Unlike chemical systems, gene expression involves just handfuls of molecules, meaning that—at the level of transcription—each individual molecule counts. Thus, variables like travel time from point A to point B become significant. “In these limits, you're talking about the probability of an event happening,” Larson says. “It becomes very non-deterministic. And synonymous with non-deterministic is stochastic, essentially random.”

Earlier in 2013 Singer, with then-graduate student Sami Hocine, added a second capsid protein/stem-loop pair called PP7 to the MS2 technique. Using two hairpin and capsid protein sets, Hocine and Singer showed that the expression of 2 alleles of the same MDN1 gene varies significantly, correlating by just 15%.

The technique can also be used to label a single transcript at either end with different colors—a trick that Singer says can be used to measure the translation kinetics of mRNAs by watching the appearance and disappearance of the two colors as the ribosome passes through each hairpin region. The conventional wisdom, he says, is that RNAs are passively translated, but, “I've become leery of our biases.”

Indeed, the deeper they look, the more researchers find that, in the world of transcription, nothing is as it seems. For instance, another bit of conventional wisdom in transcriptional biolog y is that the cell can rapidly remove transcripts as needed. How, though, is that possible in this new stochastic model? In 2011 Singer, Larson, and Singer's then-graduate student Tatjana Trcek, used FISH to identify one possible answer.
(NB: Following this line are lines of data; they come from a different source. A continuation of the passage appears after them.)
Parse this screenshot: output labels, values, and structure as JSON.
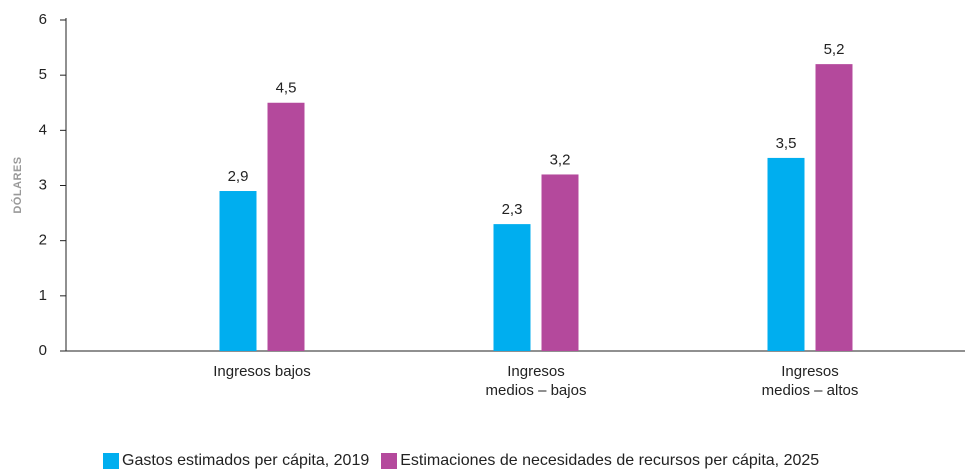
{
  "chart_data": {
    "type": "bar",
    "y_label": "DÓLARES",
    "categories": [
      "Ingresos bajos",
      "Ingresos\nmedios – bajos",
      "Ingresos\nmedios – altos"
    ],
    "series": [
      {
        "name": "Gastos estimados per cápita, 2019",
        "color": "#00aeef",
        "values": [
          2.9,
          2.3,
          3.5
        ],
        "value_labels": [
          "2,9",
          "2,3",
          "3,5"
        ]
      },
      {
        "name": "Estimaciones de necesidades de recursos per cápita, 2025",
        "color": "#b4499c",
        "values": [
          4.5,
          3.2,
          5.2
        ],
        "value_labels": [
          "4,5",
          "3,2",
          "5,2"
        ]
      }
    ],
    "ylim": [
      0,
      6
    ],
    "yticks": [
      0,
      1,
      2,
      3,
      4,
      5,
      6
    ],
    "grid": false
  }
}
Certain cell cycle-regulated transcripts get co-transcriptionally saddled with a protein complex called Dbf2p, which can assemble a complex that will rapidly destroy the transcripts at a precise moment during the cell cycle. “It's sort of like a bomb that can be set to go off at a certain time,” Singer explains, describing Dbf2p-mediated transcript degradation as “a very elegant process, because it makes a random event deterministic.”

Single-cell RNA-Seq

Elegant as imaging-based studies are, the power of modern DNA sequencing technology beckons. Take Harvard University chemist X. Sunney Xie, for instance.

Xie has been studying single-molecule biochemistry for years, mostly using fluorescent strategies to watch as proteins are translated one by one. In 2010, his team used both FISH and live cell techniques to compare the transcriptional and protein output of 1,018 individual E. coli strains, validating the first approach for investigating bacterial translation at the single-molecule level.
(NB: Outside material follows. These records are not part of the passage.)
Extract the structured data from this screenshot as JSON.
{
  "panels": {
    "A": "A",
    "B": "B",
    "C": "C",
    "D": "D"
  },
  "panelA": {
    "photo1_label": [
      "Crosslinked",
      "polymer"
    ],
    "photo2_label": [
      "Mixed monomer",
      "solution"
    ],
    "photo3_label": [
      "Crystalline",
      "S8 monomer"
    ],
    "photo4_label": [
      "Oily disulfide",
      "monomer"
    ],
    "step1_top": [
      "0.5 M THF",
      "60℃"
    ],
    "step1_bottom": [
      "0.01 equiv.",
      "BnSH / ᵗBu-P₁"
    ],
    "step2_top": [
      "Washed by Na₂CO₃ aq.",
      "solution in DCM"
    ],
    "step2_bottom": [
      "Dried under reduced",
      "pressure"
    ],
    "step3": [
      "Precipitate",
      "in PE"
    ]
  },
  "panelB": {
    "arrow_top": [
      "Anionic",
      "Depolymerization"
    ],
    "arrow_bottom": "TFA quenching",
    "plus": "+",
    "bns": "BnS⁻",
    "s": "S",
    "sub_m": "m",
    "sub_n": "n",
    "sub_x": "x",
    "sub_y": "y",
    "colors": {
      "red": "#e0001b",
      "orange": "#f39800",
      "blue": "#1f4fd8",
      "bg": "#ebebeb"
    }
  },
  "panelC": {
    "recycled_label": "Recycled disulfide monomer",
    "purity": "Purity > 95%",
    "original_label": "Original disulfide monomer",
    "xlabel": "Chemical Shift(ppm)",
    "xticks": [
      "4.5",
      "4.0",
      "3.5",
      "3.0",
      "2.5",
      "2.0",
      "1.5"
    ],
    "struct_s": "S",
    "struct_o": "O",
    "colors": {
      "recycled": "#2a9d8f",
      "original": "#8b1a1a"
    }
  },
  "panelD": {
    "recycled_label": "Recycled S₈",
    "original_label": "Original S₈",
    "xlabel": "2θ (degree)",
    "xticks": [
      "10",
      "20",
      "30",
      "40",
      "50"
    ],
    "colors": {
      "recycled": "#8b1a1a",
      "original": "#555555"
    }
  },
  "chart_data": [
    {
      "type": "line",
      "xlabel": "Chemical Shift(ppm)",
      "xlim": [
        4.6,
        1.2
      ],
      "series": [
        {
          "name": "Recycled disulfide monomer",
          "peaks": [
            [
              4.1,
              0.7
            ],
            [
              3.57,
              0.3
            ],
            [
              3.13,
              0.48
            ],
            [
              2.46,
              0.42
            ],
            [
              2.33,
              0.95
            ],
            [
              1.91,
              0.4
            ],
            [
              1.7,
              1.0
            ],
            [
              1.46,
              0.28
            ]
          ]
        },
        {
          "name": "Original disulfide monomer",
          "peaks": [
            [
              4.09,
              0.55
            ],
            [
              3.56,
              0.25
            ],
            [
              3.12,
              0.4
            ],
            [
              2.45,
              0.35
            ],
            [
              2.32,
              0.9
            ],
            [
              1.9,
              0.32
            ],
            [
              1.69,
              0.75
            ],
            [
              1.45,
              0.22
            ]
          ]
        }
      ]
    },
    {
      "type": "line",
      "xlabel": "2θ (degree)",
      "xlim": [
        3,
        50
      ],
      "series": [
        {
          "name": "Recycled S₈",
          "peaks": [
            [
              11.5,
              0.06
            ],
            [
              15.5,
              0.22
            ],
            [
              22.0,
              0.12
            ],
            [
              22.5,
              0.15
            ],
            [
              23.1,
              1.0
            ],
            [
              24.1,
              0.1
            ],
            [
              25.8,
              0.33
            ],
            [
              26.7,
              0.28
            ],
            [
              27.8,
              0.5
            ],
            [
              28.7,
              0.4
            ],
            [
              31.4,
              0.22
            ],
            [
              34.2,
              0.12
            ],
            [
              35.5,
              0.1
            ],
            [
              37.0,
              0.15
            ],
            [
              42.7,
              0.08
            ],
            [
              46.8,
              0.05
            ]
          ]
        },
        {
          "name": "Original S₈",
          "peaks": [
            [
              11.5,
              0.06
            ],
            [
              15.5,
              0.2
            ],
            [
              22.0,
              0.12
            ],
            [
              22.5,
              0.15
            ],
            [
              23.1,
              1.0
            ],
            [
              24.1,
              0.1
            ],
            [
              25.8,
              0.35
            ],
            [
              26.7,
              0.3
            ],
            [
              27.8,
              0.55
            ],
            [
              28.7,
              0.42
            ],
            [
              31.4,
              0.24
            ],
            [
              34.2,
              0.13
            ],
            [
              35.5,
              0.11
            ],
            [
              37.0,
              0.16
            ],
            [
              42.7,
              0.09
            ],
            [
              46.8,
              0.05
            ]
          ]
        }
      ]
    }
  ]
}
Still, Xie's team has now gravitated toward sequencing-based approaches. “With sequencing, it's just much easier to see the entire transcriptome,” he explains.

Several such approaches have been described, RNA-Seq variants such as SMART-Seq, CEL-Seq, Quartz-Seq, and STRT-Seq. But none, Xie says, can really yet sample the single-cell transcriptome in its entirety, first, because cDNA synthesis is not 100% efficient, and second, because “the transcriptome has a huge dynamic range,” spanning five or more orders of magnitude.

Last December Xie's team, led by Chenghang Zong and Sijia Lu, described a new genome amplification strategy they call MALBAC, which combines linear and exponential amplification steps to better sample the genome of single cells for sequencing. Using that method, Zong and Lu sequenced the entire genome of a single human cell, even detecting SNPs and copy-number variations. Now Xie's team is working to apply the approach, which already allows them to sample up to about 80% of the cell's mRNA, to the whole transcriptome.

By all accounts, the data arising from these and other single-cell and single-molecule studies are redefining the models researchers have long used when thinking of transcription. But that's not to say everything the scientific community thought it knew was wrong. Rather its assumptions were, perhaps, overly simplistic.

“The same biochemical laws still apply,” says Larson. “You can still talk about first-order RNA decay, you can still talk about Michaelis-Menten kinetics. But all of those basic mechanisms have to be recast in a form that takes into account the discrete nature of macromolecules.”

Meanwhile, it might be time for another update to Current Protocols.